James Ofczarzak, SmartTrack's customer success manager


Instead of manually duplicating all of the customer's data into SmartTrack, let's import it instead!

Technical Exploration

Before sketching out any designs, I first needed to validate if such an import feature was possible. I created a simple file in one of the most popular construction tracking programs and opened the exported PDF in Notepad.

To my delight, it had all of the information I needed. All of the vertices and properties were available as plain text in Bluebeam Revu's exports.

Pivoting for Impact

Prior to detailing this option further, I wanted to ensure that we were building the most impactful file import option. After discussing with our customer success manager, I discovered that over 90% of our current SmartTrack customers submitted files from a different program.

To maximize the value gained from a first iteration of this feature, I decided to pivot to importing from this more popular program instead.

Through a similar process as before, I validated that necessary information was available within this program's exports.

Defining a User Flow

I created a user flow to better define the scope of the solution I was building. This also gave me the perfect opportunity to receive early feedback from stakeholders and validate feasibility with developers.

Refining for Production

After iterating on design explorations based on weekly product and design team meeting feedback, the project was green-lit for production and I was provided with one engineer to pair with for a week.

I prepared a specifications doc of the user interfaces and parsing algorithms necessary for hand-off in Notion. After discussing with my engineer, I realized I was missing two key pieces: we could only import one page from the customer file at a time, and there were non-trivial loading times.

Thus, I needed to revise my user flow to:

The Final Design

No more manual replication of customer projects.

Import them perfectly in seconds.

Start

Begin the import process by clicking "Import QTO" (QTO being quantity-takeoff, the industry term for the customer file).

File selection

Select the customer file on your computer, and we'll smoothly load its contents. We've used a modal because you need to complete the import before doing anything else, but you can cancel the process at any time.

Page selection

After the file loads, search for and select the page you want to import the contents of.

Import complete

As easy as that, you've imported a perfect replica of the customer file in SmartTrack, automatically selected for positioning. We've provided a confirmation to let you know just how much time you saved!

The Big Reveal

After the feature was released to production under a feature flag, I demoed it live to the solutions engineer and customer success manager who inspired the concept. They were very, very excited.
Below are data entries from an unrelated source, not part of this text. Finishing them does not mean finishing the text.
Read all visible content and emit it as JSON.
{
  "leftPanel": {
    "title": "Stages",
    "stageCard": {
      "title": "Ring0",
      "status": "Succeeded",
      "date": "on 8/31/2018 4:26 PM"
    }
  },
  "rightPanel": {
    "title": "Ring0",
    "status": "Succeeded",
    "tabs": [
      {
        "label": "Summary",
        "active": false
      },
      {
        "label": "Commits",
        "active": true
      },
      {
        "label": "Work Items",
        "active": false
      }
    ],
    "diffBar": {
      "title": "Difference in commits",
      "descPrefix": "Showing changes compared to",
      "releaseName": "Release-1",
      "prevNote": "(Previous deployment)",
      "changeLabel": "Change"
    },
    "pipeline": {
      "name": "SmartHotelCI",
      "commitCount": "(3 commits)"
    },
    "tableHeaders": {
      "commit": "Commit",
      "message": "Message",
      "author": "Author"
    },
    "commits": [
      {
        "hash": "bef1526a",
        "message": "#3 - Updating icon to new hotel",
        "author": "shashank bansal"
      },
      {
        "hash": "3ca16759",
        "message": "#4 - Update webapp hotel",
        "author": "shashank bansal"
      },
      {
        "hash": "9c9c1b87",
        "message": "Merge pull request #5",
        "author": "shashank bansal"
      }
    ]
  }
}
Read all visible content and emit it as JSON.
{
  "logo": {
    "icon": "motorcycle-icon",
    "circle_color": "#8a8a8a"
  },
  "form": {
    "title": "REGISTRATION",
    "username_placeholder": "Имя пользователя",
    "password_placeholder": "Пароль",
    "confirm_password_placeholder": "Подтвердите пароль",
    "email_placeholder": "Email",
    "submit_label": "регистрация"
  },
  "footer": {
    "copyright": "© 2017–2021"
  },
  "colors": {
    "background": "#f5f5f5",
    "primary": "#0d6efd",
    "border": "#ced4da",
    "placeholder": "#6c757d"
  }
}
This is probably the single most functionally developed feature that I've seen in my time here that will fundamentally change how we do SmartTrack. This is pretty freakin' cool. Just drop out of school and stay here man!

Adam Della Monica, SmartTrack's solution engineer


Their reaction was so positive that I later presented at StructionSite's All-Hands meeting, to even louder acclamation.

The Launch

After some additional bug testing, we launched the import feature.

The import feature exceeded my original goals. It reduced setup time from days to mere seconds. By aligning with existing industry standards, it enabled perfect accuracy. It did not simply reduce frustration, but now users were excited to set up projects.

Time to pilot setup completion decreased by 88%

Customer acquisition cost decreased by $50,000/year

Post-setup corrections decreased by 27%

(actual values omitted for confidentiality reasons)

Learnings

01

Approach the impossible

Even if a feature seems infeasible, try to prove it out. Some of the best features come from simple experiments.

02

Get your hands dirty

My software development experience is just as applicable to the early proof-of-concept phases as it is to developer handoff. Leveraging existing data to increase product value is a tool that I will carry forward.

03

User joy is the greatest reward

Seeing how this feature has fundamentally improved so many users' lives brings an inescapable smile to my face. It feels so, so good to help others!